Spinning off? As I collect my various electronic news clippings tagged from the words “frequent flyer,” I’m amazed, but not surprised, of the number of stories floating around about airlines “spinning off” their frequent flyer schemes. It’s amazing that so many airlines really think they have what it takes to drift these marketing units into the public sector. As I noted nearly two years ago, there are very few airlines that have a legitimate chance at this or should even consider it. The reality of any frequent flyer program being successful in the public market lies in their ability to clearly define a business model with expected returns — and more importantly than anything I’ve seen mentioned so far — show competent management and leadership in place for this to happen.
Let’s consider the current situation. The smart airlines will not bother to fan the flame for this topic in the public domain. But the less-than-smart CEOs and shareholders will take whatever attention they can get. So, what’s my point? I believe only two or three programs in the world have the perfect combination of personnel and business plan. And for at least one of them, the timing is not in their favor. Personnel? One of the most important parts of the stand-alone loyalty program’s business plan is who will be running it. They must have a great deal of experience dealing with the financial end of the business — when Wall Street wants to talk numbers, they must be able to talk Wall Street’s talk. I think United is the best candidate in the world right now based on that requirement. Their current General Manager is no less than the former Vice President of Investor Relations — a great training ground for this type of action. But while Mileage Plus may have the right personnel and business plan (they set up UAL Loyalty years ago for these types of situations), the timing is very bad for them. After the bankruptcies of the airline sector following 9/11, there are an inordinate number of IOUs outstanding to employees and other groups that enabled United to survive. Spinning off any asset like this right now would return a small amount of capital to the airline, that would then be swallowed up by outreached palms. Furthermore, what would be left if oil does indeed shoot past $100 a barrel? Right, nothing — except another possible bankruptcy. And as far as programs like Delta and Northwest, I suggest that they put the pipe dreams away and refocus on the work they have at hand with being an airline, not a dealmaker on Wall Street.

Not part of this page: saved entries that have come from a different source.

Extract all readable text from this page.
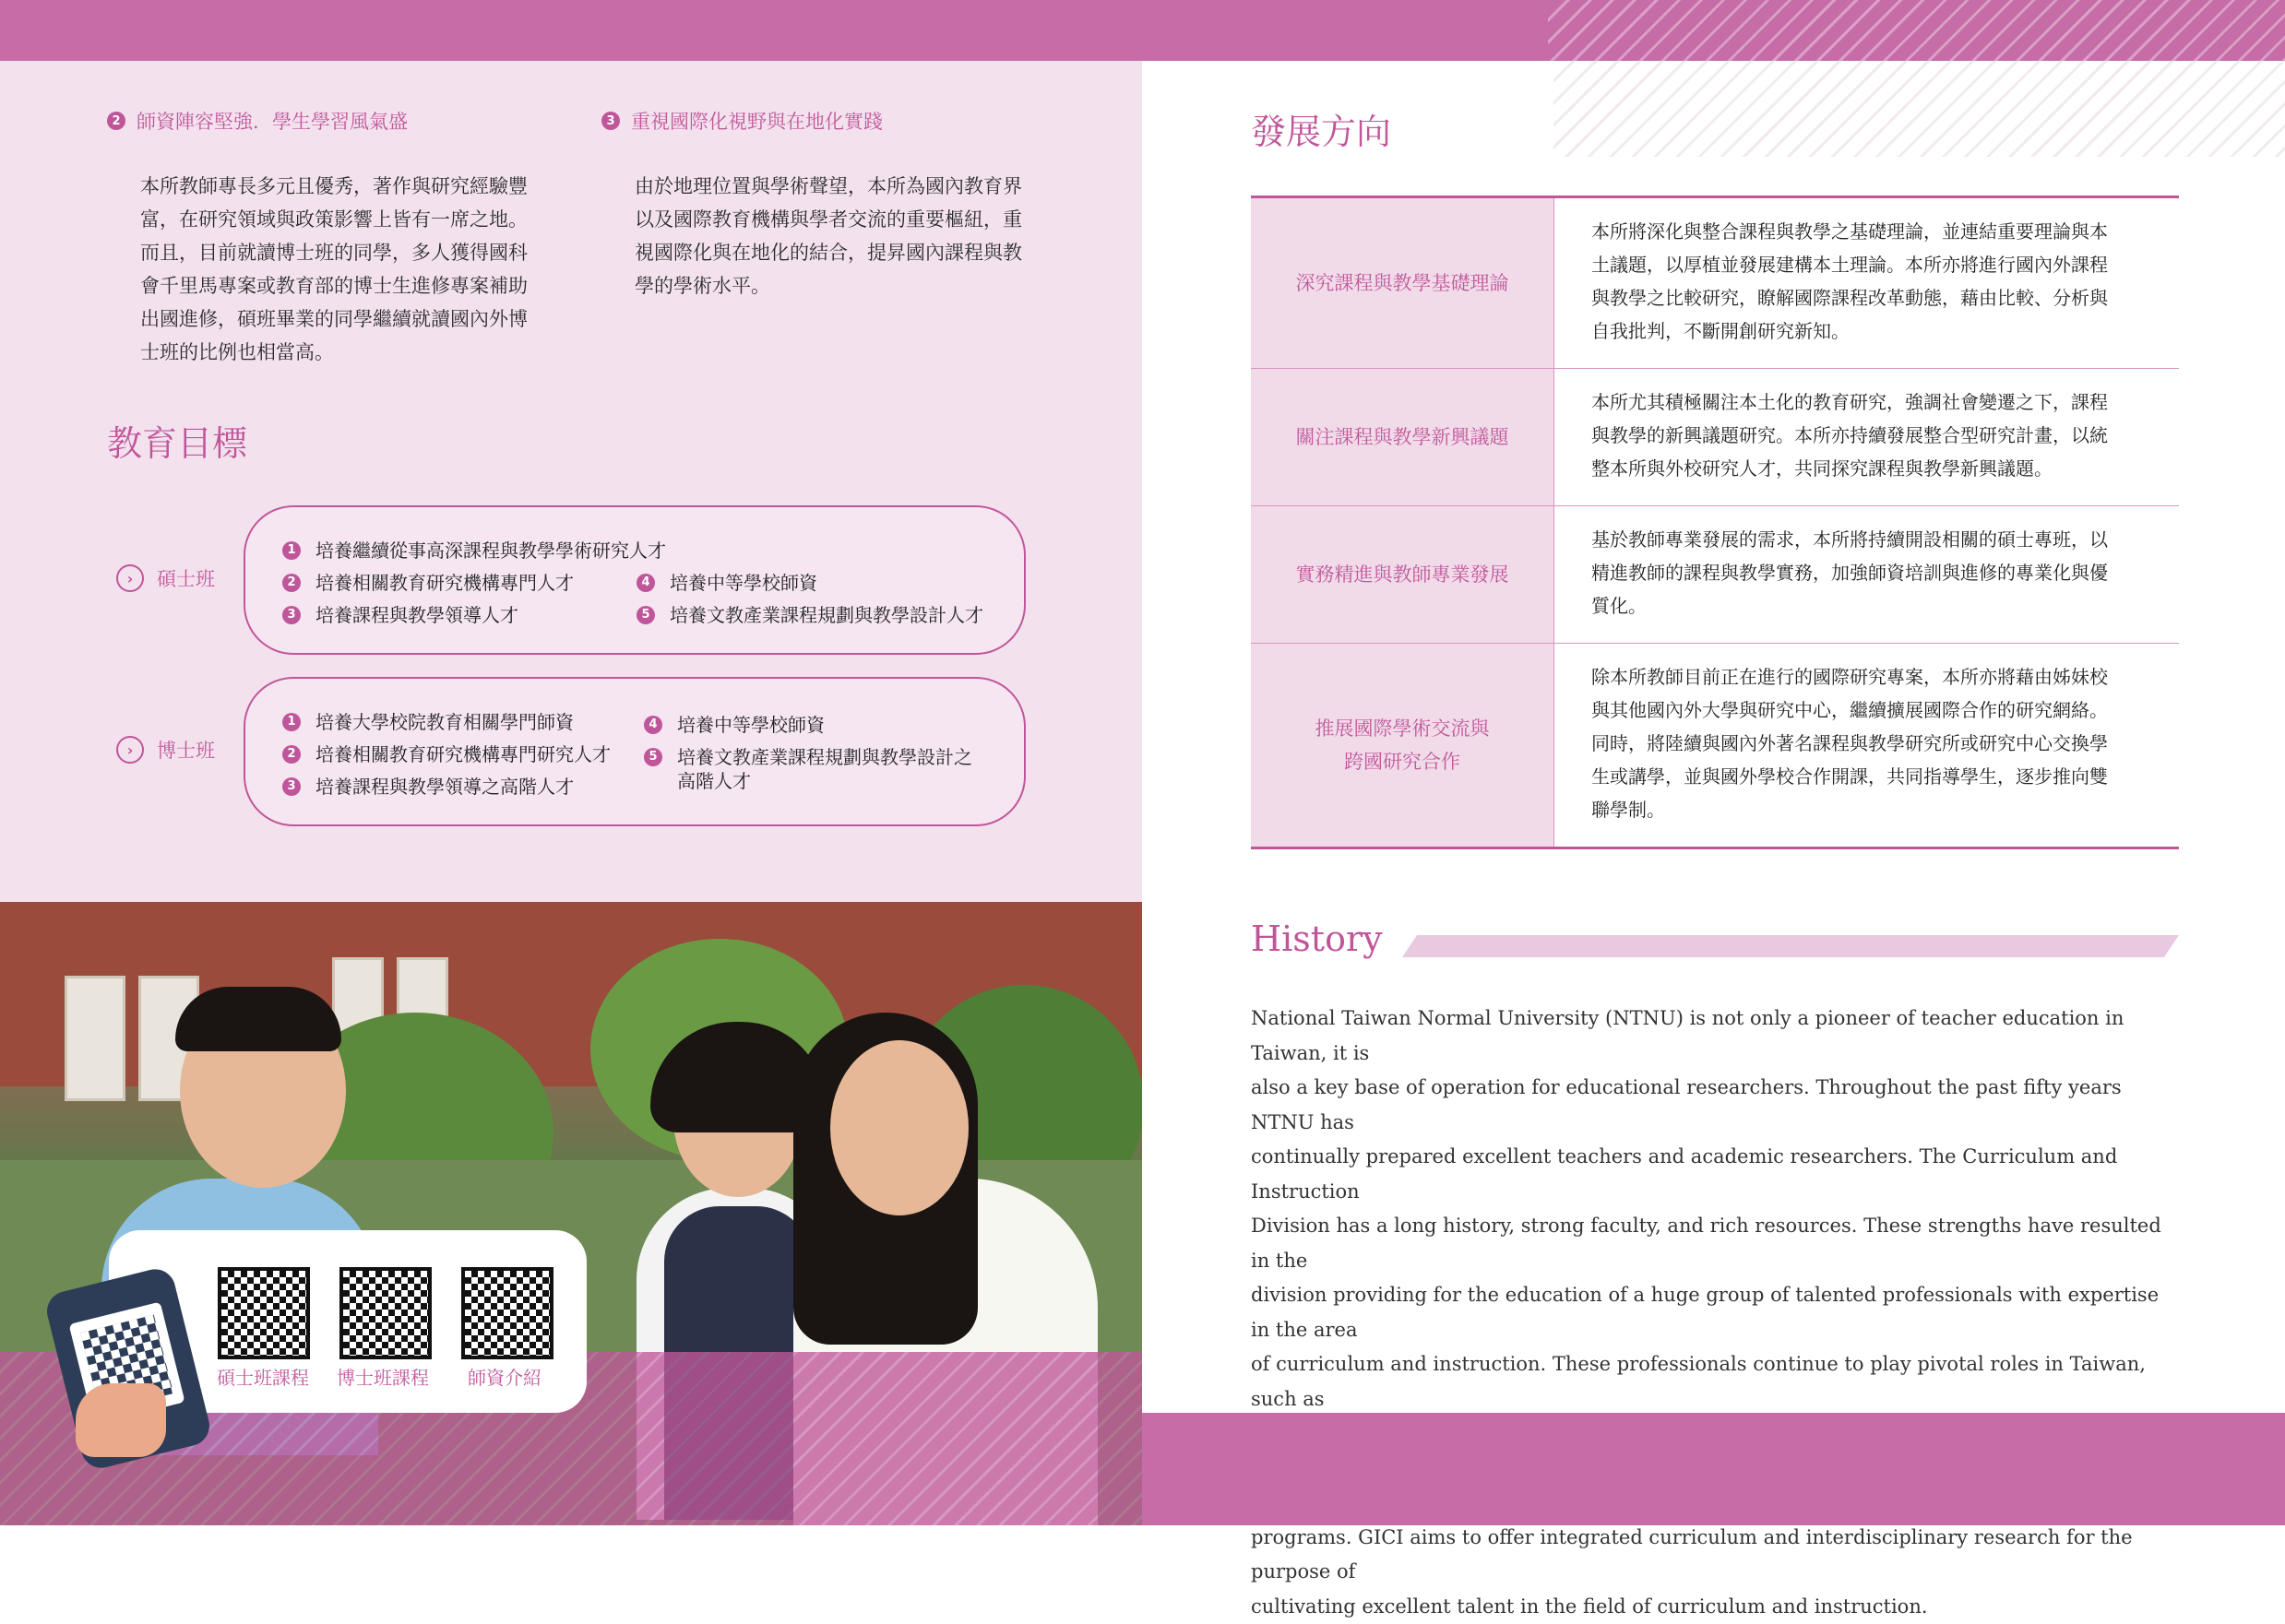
2 師資陣容堅強．學生學習風氣盛
本所教師專長多元且優秀，著作與研究經驗豐
富，在研究領域與政策影響上皆有一席之地。
而且，目前就讀博士班的同學，多人獲得國科
會千里馬專案或教育部的博士生進修專案補助
出國進修，碩班畢業的同學繼續就讀國內外博
士班的比例也相當高。
3 重視國際化視野與在地化實踐
由於地理位置與學術聲望，本所為國內教育界
以及國際教育機構與學者交流的重要樞紐，重
視國際化與在地化的結合，提昇國內課程與教
學的學術水平。
教育目標
›	碩士班
1 培養繼續從事高深課程與教學學術研究人才
2 培養相關教育研究機構專門人才
3 培養課程與教學領導人才
4 培養中等學校師資
5 培養文教產業課程規劃與教學設計人才
›	博士班
1 培養大學校院教育相關學門師資
2 培養相關教育研究機構專門研究人才
3 培養課程與教學領導之高階人才
4 培養中等學校師資
5 培養文教產業課程規劃與教學設計之
高階人才
碩士班課程	博士班課程	師資介紹
發展方向
深究課程與教學基礎理論
本所將深化與整合課程與教學之基礎理論，並連結重要理論與本
土議題，以厚植並發展建構本土理論。本所亦將進行國內外課程
與教學之比較研究，瞭解國際課程改革動態，藉由比較、分析與
自我批判，不斷開創研究新知。
關注課程與教學新興議題
本所尤其積極關注本土化的教育研究，強調社會變遷之下，課程
與教學的新興議題研究。本所亦持續發展整合型研究計畫，以統
整本所與外校研究人才，共同探究課程與教學新興議題。
實務精進與教師專業發展
基於教師專業發展的需求，本所將持續開設相關的碩士專班，以
精進教師的課程與教學實務，加強師資培訓與進修的專業化與優
質化。
推展國際學術交流與
跨國研究合作
除本所教師目前正在進行的國際研究專案，本所亦將藉由姊妹校
與其他國內外大學與研究中心，繼續擴展國際合作的研究網絡。
同時，將陸續與國內外著名課程與教學研究所或研究中心交換學
生或講學，並與國外學校合作開課，共同指導學生，逐步推向雙
聯學制。
History
National Taiwan Normal University (NTNU) is not only a pioneer of teacher education in Taiwan, it is
also a key base of operation for educational researchers. Throughout the past fifty years NTNU has
continually prepared excellent teachers and academic researchers. The Curriculum and Instruction
Division has a long history, strong faculty, and rich resources. These strengths have resulted in the
division providing for the education of a huge group of talented professionals with expertise in the area
of curriculum and instruction. These professionals continue to play pivotal roles in Taiwan, such as
programs. GICI aims to offer integrated curriculum and interdisciplinary research for the purpose of
cultivating excellent talent in the field of curriculum and instruction.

Cashing in? I got an email with a question from a reader that said she had heard that she should cash in her Delta SkyMiles because the program was going to be worth nothing. I’m sure glad she contacted me because with almost no research at all I can calm her fears. SkyMiles is in no danger of causing your miles to be worthless and anyone cashing in their miles is simply a fool. Has Delta announced that they will place some caps on a select number of their flights to not allow “double mile” award redemption opportunities? Yes, they have. Does that mean the end of SkyMiles? Well, if I remember right, up to about 10 years ago Delta had any number of restrictions in place which prevented members from redeeming for awards on certain days and routes. I’ve listed those restrictions here: DE1 = All flights to/from Atlanta; DE2 = within the continental U.S. (including Alaska) and Canada; DE3 = Between the continental U.S. (including Alaska) or Canada and the Caribbean, Hawaii or Mexico; DE4 = Between the continental U.S. (including Alaska) or Canada and the Caribbean or Hawaii; DE5 = Between the continental U.S. (including Alaska) or Canada or Mexico; DE6 = Between the 50 U.S., Bermuda, Canada, the Caribbean, Mexico, and Europe (to/from all cities); DE6a = Between the 50 U.S., Bermuda, Canada the Caribbean, Mexico and Europe (to/from all cities) Fri-Sun only; DE7a = Westbound between the 50 U.S., Bermuda, Canada, the Caribbean, or Mexico and Europe; DE7b = Eastbound between the 50 U.S., Bermuda, Canada, the Caribbean, or Mexico and Europe; DE8a = To Nice in First or Business Class; DE8b = From Nice in First or Business Class; DE9a = Westbound between the 50 U.S., Bermuda, Canada, the Caribbean, or Mexico and India; DE9b = Eastbound between the 50 U.S., Bermuda, Canada, the Caribbean, or Mexico and India; DE10 = Between Seoul and Portland; DE11 = All flights between the 50 U.S., Bermuda, Canada, the Caribbean, or Mexico and South America; DE12a = To Rio/Sao Paulo; DE12b = From Rio/Sao Paulo; DE12c = To/From Rio/Sao Paulo; DE13a = Westbound between Europe and India; DE13b = Eastbound between Europe and India.
Yes, Delta had a huge number of these types of blackout dates in the past (the most in the industry) and I don’t believe they are going totally back to those days. But rather, I think because of the number of full flights at certain times they probably just don’t like to continue saying “no.” Knowing in advance that I should not plan on award travel for a particular date — as it used to be — seems to be a better system than that roulette wheel we currently have. While I don’t like the mystery surrounding their latest move, I’m pretty sure there is something else behind it and I’m sure we’ll be glad when we get to see it all. In the meanwhile, cashing in your Delta miles? A foolish thing to do.
And finally, I’m “shouting out” the best of all holidays to you and yours. I really mean that.